29 March 2010

Book 6 of 2010

I finished this book on the furlough day before returning from Spring Break. The only reason I finished it was because it was required reading for my Educational Psychology class.

The Glass Castle: A Memoir

6) The Glass Castle by Jeannette Walls
In The Glass Castle, Jeannette Walls recounts her childhood with two sisters, a brother and parents who are so out of their gourd nuts that it's amazing that any of the kids amounted to anything, let alone one being a published writer.

The matter-of-fact way Walls relates the hardships and horror stories her family faced and their parents forced upon them reminds me of all the things I grew to hate about Augusten Burroughs' stories. Very little of what's offered in The Glass Castle rings true, even if every single event occurred exactly as Walls writes it. Maybe it was the way the story felt set in the moment, not told from a perspective of time passed but with a narrator whose voice felt the same age as the character experiencing the story, that made it feel false. Almost all current memoirs follow a tale of redemption arc, where the main character experiences humble beginnings only to make good by the end. This book follows that arc to the letter.

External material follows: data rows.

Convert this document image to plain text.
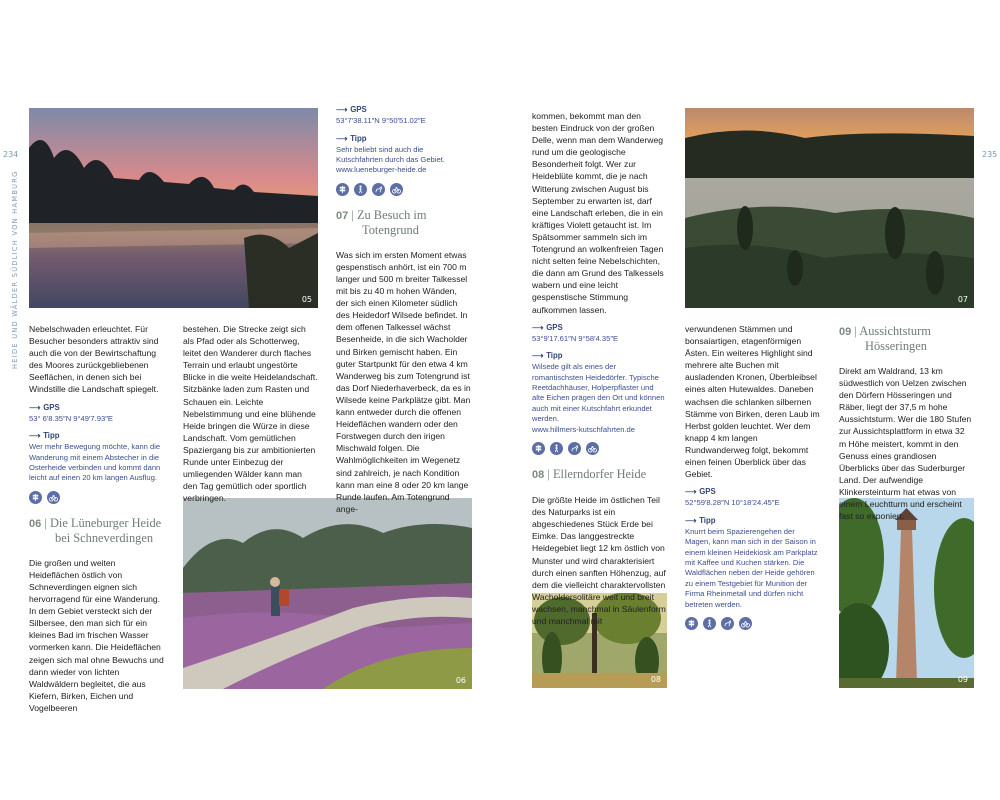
234	235
HEIDE UND WÄLDER SÜDLICH VON HAMBURG	05
06
07
08	09
Nebelschwaden erleuchtet. Für Besucher besonders attraktiv sind auch die von der Bewirtschaftung des Moores zurückgebliebenen Seeflächen, in denen sich bei Windstille die Landschaft spiegelt.
⟶ GPS
53° 6′8.35″N 9°49′7.93″E
⟶ Tipp
Wer mehr Bewegung möchte, kann die Wanderung mit einem Abstecher in die Osterheide verbinden und kommt dann leicht auf einen 20 km langen Ausflug.
06 | Die Lüneburger Heide
bei Schneverdingen
Die großen und weiten Heideflächen östlich von Schneverdingen eignen sich hervorragend für eine Wanderung. In dem Gebiet versteckt sich der Silbersee, den man sich für ein kleines Bad im frischen Wasser vormerken kann. Die Heideflächen zeigen sich mal ohne Bewuchs und dann wieder von lichten Waldwäldern begleitet, die aus Kiefern, Birken, Eichen und Vogelbeeren
bestehen. Die Strecke zeigt sich als Pfad oder als Schotterweg, leitet den Wanderer durch flaches Terrain und erlaubt ungestörte Blicke in die weite Heidelandschaft. Sitzbänke laden zum Rasten und Schauen ein. Leichte Nebelstimmung und eine blühende Heide bringen die Würze in diese Landschaft. Vom gemütlichen Spaziergang bis zur ambitionierten Runde unter Einbezug der umliegenden Wälder kann man den Tag gemütlich oder sportlich verbringen.
⟶ GPS
53°7′38.11″N 9°50′51.02″E
⟶ Tipp
Sehr beliebt sind auch die Kutschfahrten durch das Gebiet.
www.lueneburger-heide.de
07 | Zu Besuch im
Totengrund
Was sich im ersten Moment etwas gespenstisch anhört, ist ein 700 m langer und 500 m breiter Talkessel mit bis zu 40 m hohen Wänden, der sich einen Kilometer südlich des Heidedorf Wilsede befindet. In dem offenen Talkessel wächst Besenheide, in die sich Wacholder und Birken gemischt haben. Ein guter Startpunkt für den etwa 4 km Wanderweg bis zum Totengrund ist das Dorf Niederhaverbeck, da es in Wilsede keine Parkplätze gibt. Man kann entweder durch die offenen Heideflächen wandern oder den Forstwegen durch den irigen Mischwald folgen. Die Wahlmöglichkeiten im Wegenetz sind zahlreich, je nach Kondition kann man eine 8 oder 20 km lange Runde laufen. Am Totengrund ange-
kommen, bekommt man den besten Eindruck von der großen Delle, wenn man dem Wanderweg rund um die geologische Besonderheit folgt. Wer zur Heideblüte kommt, die je nach Witterung zwischen August bis September zu erwarten ist, darf eine Landschaft erleben, die in ein kräftiges Violett getaucht ist. Im Spätsommer sammeln sich im Totengrund an wolkenfreien Tagen nicht selten feine Nebelschichten, die dann am Grund des Talkessels wabern und eine leicht gespenstische Stimmung aufkommen lassen.
⟶ GPS
53°9′17.61″N 9°58′4.35″E
⟶ Tipp
Wilsede gilt als eines der romantischsten Heidedörfer. Typische Reetdachhäuser, Holperpflaster und alte Eichen prägen den Ort und können auch mit einer Kutschfahrt erkundet werden.
www.hillmers-kutschfahrten.de
08 | Ellerndorfer Heide
Die größte Heide im östlichen Teil des Naturparks ist ein abgeschiedenes Stück Erde bei Eimke. Das langgestreckte Heidegebiet liegt 12 km östlich von Munster und wird charakterisiert durch einen sanften Höhenzug, auf dem die vielleicht charaktervollsten Wacholdersolitäre weit und breit wachsen, manchmal in Säulenform und manchmal mit
verwundenen Stämmen und bonsaiartigen, etagenförmigen Ästen. Ein weiteres Highlight sind mehrere alte Buchen mit ausladenden Kronen, Überbleibsel eines alten Hutewaldes. Daneben wachsen die schlanken silbernen Stämme von Birken, deren Laub im Herbst golden leuchtet. Wer dem knapp 4 km langen Rundwanderweg folgt, bekommt einen feinen Überblick über das Gebiet.
⟶ GPS
52°59′8.28″N 10°18′24.45″E
⟶ Tipp
Knurrt beim Spazierengehen der Magen, kann man sich in der Saison in einem kleinen Heidekiosk am Parkplatz mit Kaffee und Kuchen stärken. Die Waldflächen neben der Heide gehören zu einem Testgebiet für Munition der Firma Rheinmetall und dürfen nicht betreten werden.
09 | Aussichtsturm
Hösseringen
Direkt am Waldrand, 13 km südwestlich von Uelzen zwischen den Dörfern Hösseringen und Räber, liegt der 37,5 m hohe Aussichtsturm. Wer die 180 Stufen zur Aussichtsplattform in etwa 32 m Höhe meistert, kommt in den Genuss eines grandiosen Überblicks über das Suderburger Land. Der aufwendige Klinkersteinturm hat etwas von einem Leuchtturm und erscheint fast so exponiert.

What I found most annoying was the painstaking detail with which she discusses the family's beginnings, remembering every moment and conversation from the age of three, yet some of the interesting aspects of her later life are glossed over to a maddening degree. Oh, you graduated college from an Ivy League school and got married and divorced, you say? It would be nice if there was some elaboration there, especially considering the amount of time spent on how ugly she felt growing up. Instead, here are some more scenes with her obviously mentally ill parents. The whole thing comes off as twee and cloying, amounting misery to romanticism when it should really be horrifying.

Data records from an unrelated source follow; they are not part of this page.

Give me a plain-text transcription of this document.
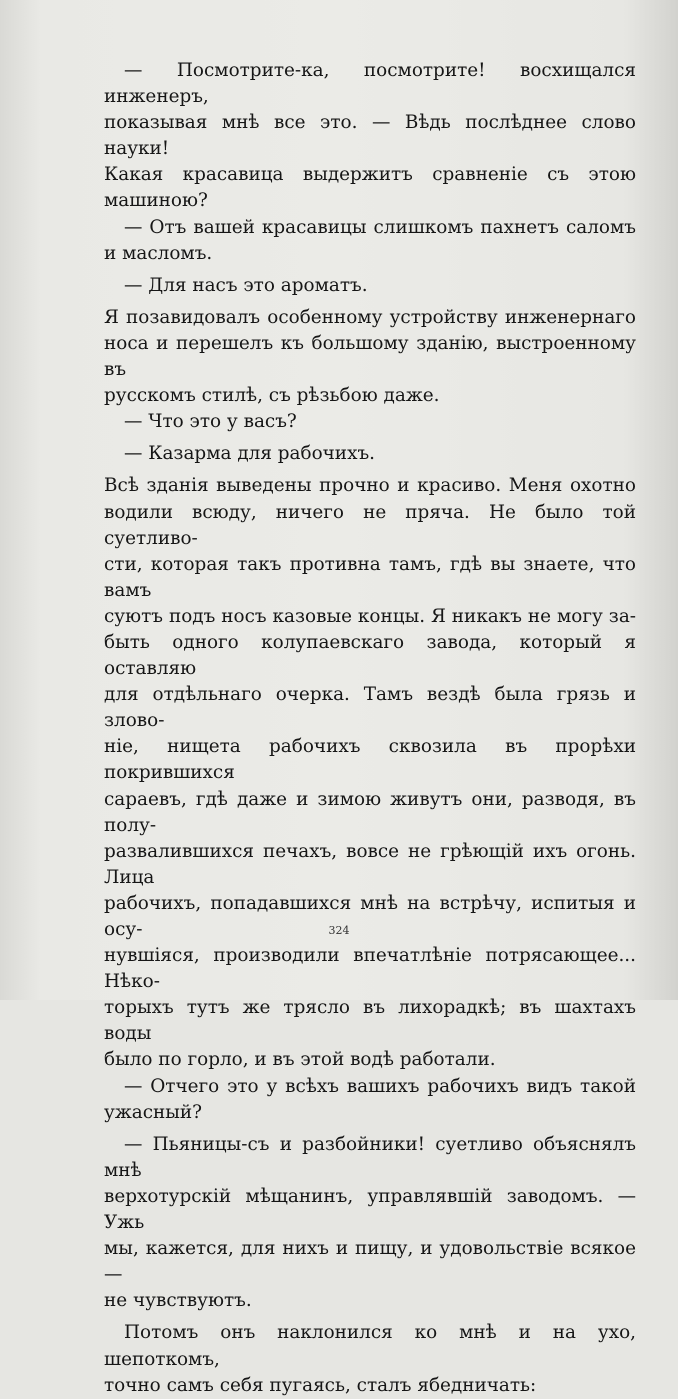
— Посмотрите-ка, посмотрите! восхищался инженеръ,

показывая мнѣ все это. — Вѣдь послѣднее слово науки!

Какая красавица выдержитъ сравненіе съ этою машиною?

— Отъ вашей красавицы слишкомъ пахнетъ саломъ

и масломъ.

— Для насъ это ароматъ.

Я позавидовалъ особенному устройству инженернаго

носа и перешелъ къ большому зданію, выстроенному въ

русскомъ стилѣ, съ рѣзьбою даже.

— Что это у васъ?

— Казарма для рабочихъ.

Всѣ зданія выведены прочно и красиво. Меня охотно

водили всюду, ничего не пряча. Не было той суетливо-

сти, которая такъ противна тамъ, гдѣ вы знаете, что вамъ

суютъ подъ носъ казовые концы. Я никакъ не могу за-

быть одного колупаевскаго завода, который я оставляю

для отдѣльнаго очерка. Тамъ вездѣ была грязь и злово-

ніе, нищета рабочихъ сквозила въ прорѣхи покрившихся

сараевъ, гдѣ даже и зимою живутъ они, разводя, въ полу-

развалившихся печахъ, вовсе не грѣющій ихъ огонь. Лица

рабочихъ, попадавшихся мнѣ на встрѣчу, испитыя и осу-

нувшіяся, производили впечатлѣніе потрясающее... Нѣко-

торыхъ тутъ же трясло въ лихорадкѣ; въ шахтахъ воды

было по горло, и въ этой водѣ работали.

— Отчего это у всѣхъ вашихъ рабочихъ видъ такой

ужасный?

— Пьяницы-съ и разбойники! суетливо объяснялъ мнѣ

верхотурскій мѣщанинъ, управлявшій заводомъ. — Ужь

мы, кажется, для нихъ и пищу, и удовольствіе всякое —

не чувствуютъ.

Потомъ онъ наклонился ко мнѣ и на ухо, шепоткомъ,

точно самъ себя пугаясь, сталъ ябедничать:

324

It's appropriate that I read this book concurrently with David Shields' Reality Hunger - A Manifesto since Shields discusses the idea of memoir at length in the fourth chapter. He calls the recent offerings of the pop-lit genre "million-dollar, career-exploding, trick-tease train of ... so-called "misery lit" (also called misery porn) memoirs" into question. He explains in words better used than mine that mostly fictional accounts of real-life events are called memory so that the reader can feel better about themselves while publishers can attach a face to the angst. Everybody wins! Shields puts it best when he writes, "What I believe about memoir is that you just happen to be using the nuts and bolts of your own life to illustrate your vision. It isn’t really me; it’s a character based on myself that I made up in order to illustrate things I want to say. In other words, I think memoir is as far from real life as fiction is. I think you’re obligated to use accurate details, but selection is as important a process as imagination."

Again, I don't know enough about Jeannette Walls to say her story isn't true; it just didn't feel that way to me.